Many of those who threw in the towel have gone on to open thriving consultancies, including ASIC’s boardroom shrink of choice Elizabeth Arzadon, who resigned from APRA in May 2018 only to be scooped up by the corporate cop months later.
Former members of APRA’s governance, culture and remuneration team who spoke to The Australian Financial Review said they were regularly undermined by senior executives who did not believe in their mission.
The Parliament is calling for his head, with Centre Alliance patriots leading the charge:
Centre Alliance Senator Rex Patrick has called for the resignations of APRA chair Wayne Byres and his deputies after a review into the organisation found its leadership wanting.
The review of the Australian Prudential Regulation Authority (APRA), done for the government and led by former ACCC chief Graeme Samuel, found that “leadership, people and culture” were issues and that it “should address variation in leadership capability for all management levels”.
“If you look at the findings of the banking royal commission and this review you see that APRA has been asleep at the wheel. Leadership and culture have been identified as a problem and they are set at the very top,” Senator Patrick said.
“You can’t earn $886,000 [as Mr Byres does] and not be fully responsible for leadership, transparency and contestability,” Senator Patrick told The New Daily.
“It’s not proper for him to stay in that role. Ultimately, the buck must stop with someone.”
Even the corrupt business press has had enough, previously via Chanticleer:
This tight control of the dissemination of information and the strategic decision to avoid the nightly news sits oddly with the firm advice in the capability review for APRA to engage more deeply with the community.
But it was Byres’ response to the media questions which left Chanticleer in doubt about his willingness to fix all the weaknesses in the management and strategic priorities at APRA identified by the capability review.
The review panel chaired by Graeme Samuel and including Diane Smith-Gander and Grant Spencer must surely be disappointed with Byres’ response. But they have chosen to let the report stand for itself and will not be commenting publicly .
At The Australian Byers is now an object of exasperated ridicule:
In most lines of work, if you do a poor job you don’t get a pay rise. You might even be laid off. Not in financial regulation La La Land, where poor performance comes with a five-year contract and a $17,000-a-year pay increase.
You might have thought a royal commission, a series of damning inquiries into the quality of the financial sector (it’s difficult to keep track) and now a highly critical capability review would have been enough for a round of applications late last year for the position of chairman of the Australian Prudential Regulation Authority.
Instead, Wayne Byres, in the job since 2014, was appointed in November for a further five years and, thanks to the Remuneration Tribunal, scored a pay bump to $886,770 a few weeks ago.
Not bad in the lead-up to a 146-page capability review that found APRA slow, opaque, inefficient, and in urgent need of a culture and leadership overhaul.
However technically competent and experienced Byres might be, it was a mistake to reappoint him last year.

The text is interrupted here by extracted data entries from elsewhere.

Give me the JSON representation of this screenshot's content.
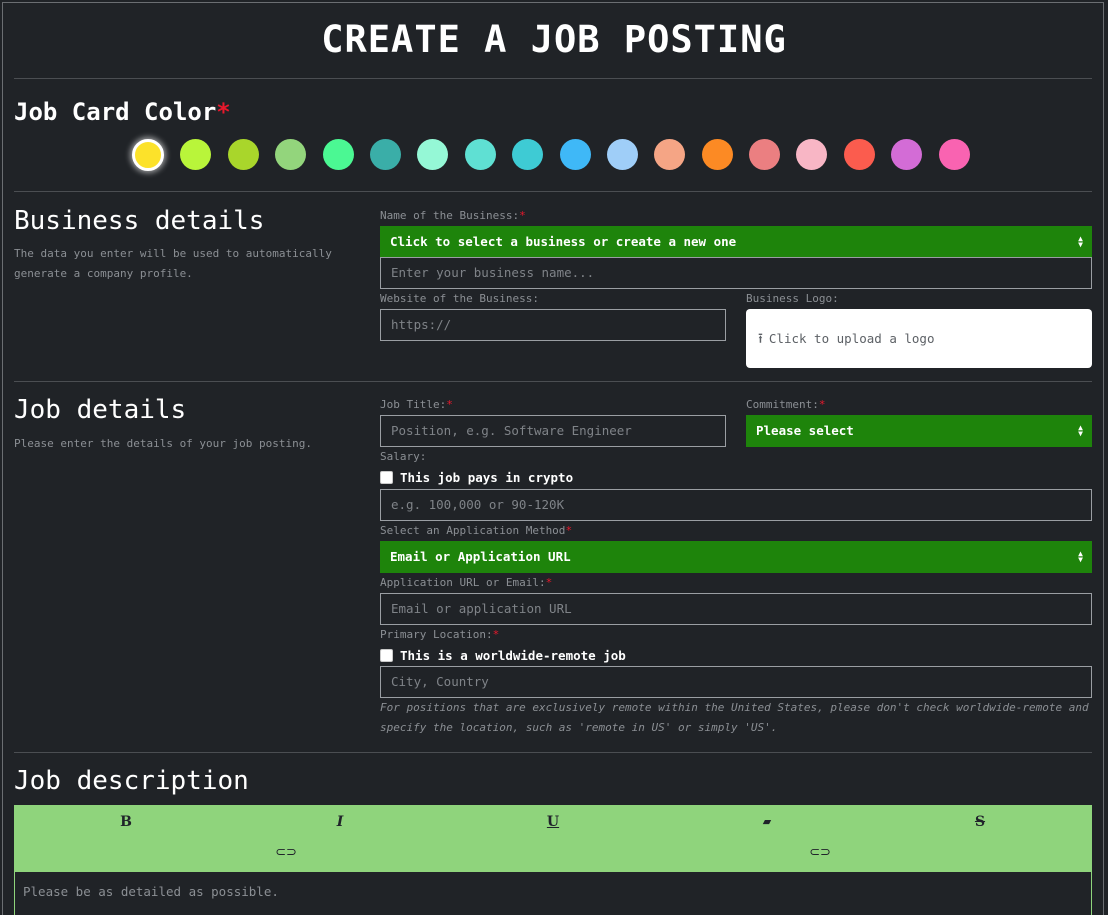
{
  "page": {
    "title": "CREATE A JOB POSTING"
  },
  "card_color": {
    "label": "Job Card Color",
    "required_mark": "*",
    "selected_index": 0,
    "swatches": [
      "#fce22a",
      "#b9f53a",
      "#a9d62b",
      "#93d57c",
      "#4bf893",
      "#3aaea8",
      "#95f8d6",
      "#5fe0d3",
      "#3ecbd4",
      "#3fb8f7",
      "#9fcef8",
      "#f5a585",
      "#fc8a24",
      "#eb7f81",
      "#f8b6c5",
      "#fb5c4e",
      "#d36cd6",
      "#f963b1"
    ]
  },
  "business": {
    "heading": "Business details",
    "description": "The data you enter will be used to automatically generate a company profile.",
    "name_label": "Name of the Business:",
    "required_mark": "*",
    "select_value": "Click to select a business or create a new one",
    "name_placeholder": "Enter your business name...",
    "website_label": "Website of the Business:",
    "website_placeholder": "https://",
    "logo_label": "Business Logo:",
    "logo_upload_text": "Click to upload a logo"
  },
  "job": {
    "heading": "Job details",
    "description": "Please enter the details of your job posting.",
    "title_label": "Job Title:",
    "title_placeholder": "Position, e.g. Software Engineer",
    "commitment_label": "Commitment:",
    "commitment_value": "Please select",
    "salary_label": "Salary:",
    "crypto_checkbox_label": "This job pays in crypto",
    "salary_placeholder": "e.g. 100,000 or 90-120K",
    "method_label": "Select an Application Method",
    "method_value": "Email or Application URL",
    "app_url_label": "Application URL or Email:",
    "app_url_placeholder": "Email or application URL",
    "location_label": "Primary Location:",
    "remote_checkbox_label": "This is a worldwide-remote job",
    "location_placeholder": "City, Country",
    "location_hint": "For positions that are exclusively remote within the United States, please don't check worldwide-remote and specify the location, such as 'remote in US' or simply 'US'.",
    "required_mark": "*"
  },
  "description": {
    "heading": "Job description",
    "toolbar": {
      "bold": "B",
      "italic": "I",
      "underline": "U",
      "clear": "⌫",
      "strike": "S",
      "link": "🔗",
      "unlink": "⛓"
    },
    "placeholder": "Please be as detailed as possible."
  },
  "icons": {
    "caret": "caret-updown-icon",
    "upload": "upload-icon"
  }
}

He would have found other important work.
And a fresh chairman from outside the financial regulation establishment could have set the regulator, one of the nation’s most important, on a new path. Byres is hardly going to be a critical reforming force of an organisation he’s been at since 1998.
Too right. Take the hint, Wayno. You can contribute to the reform of APRA, by illustrating a new culture of accountability.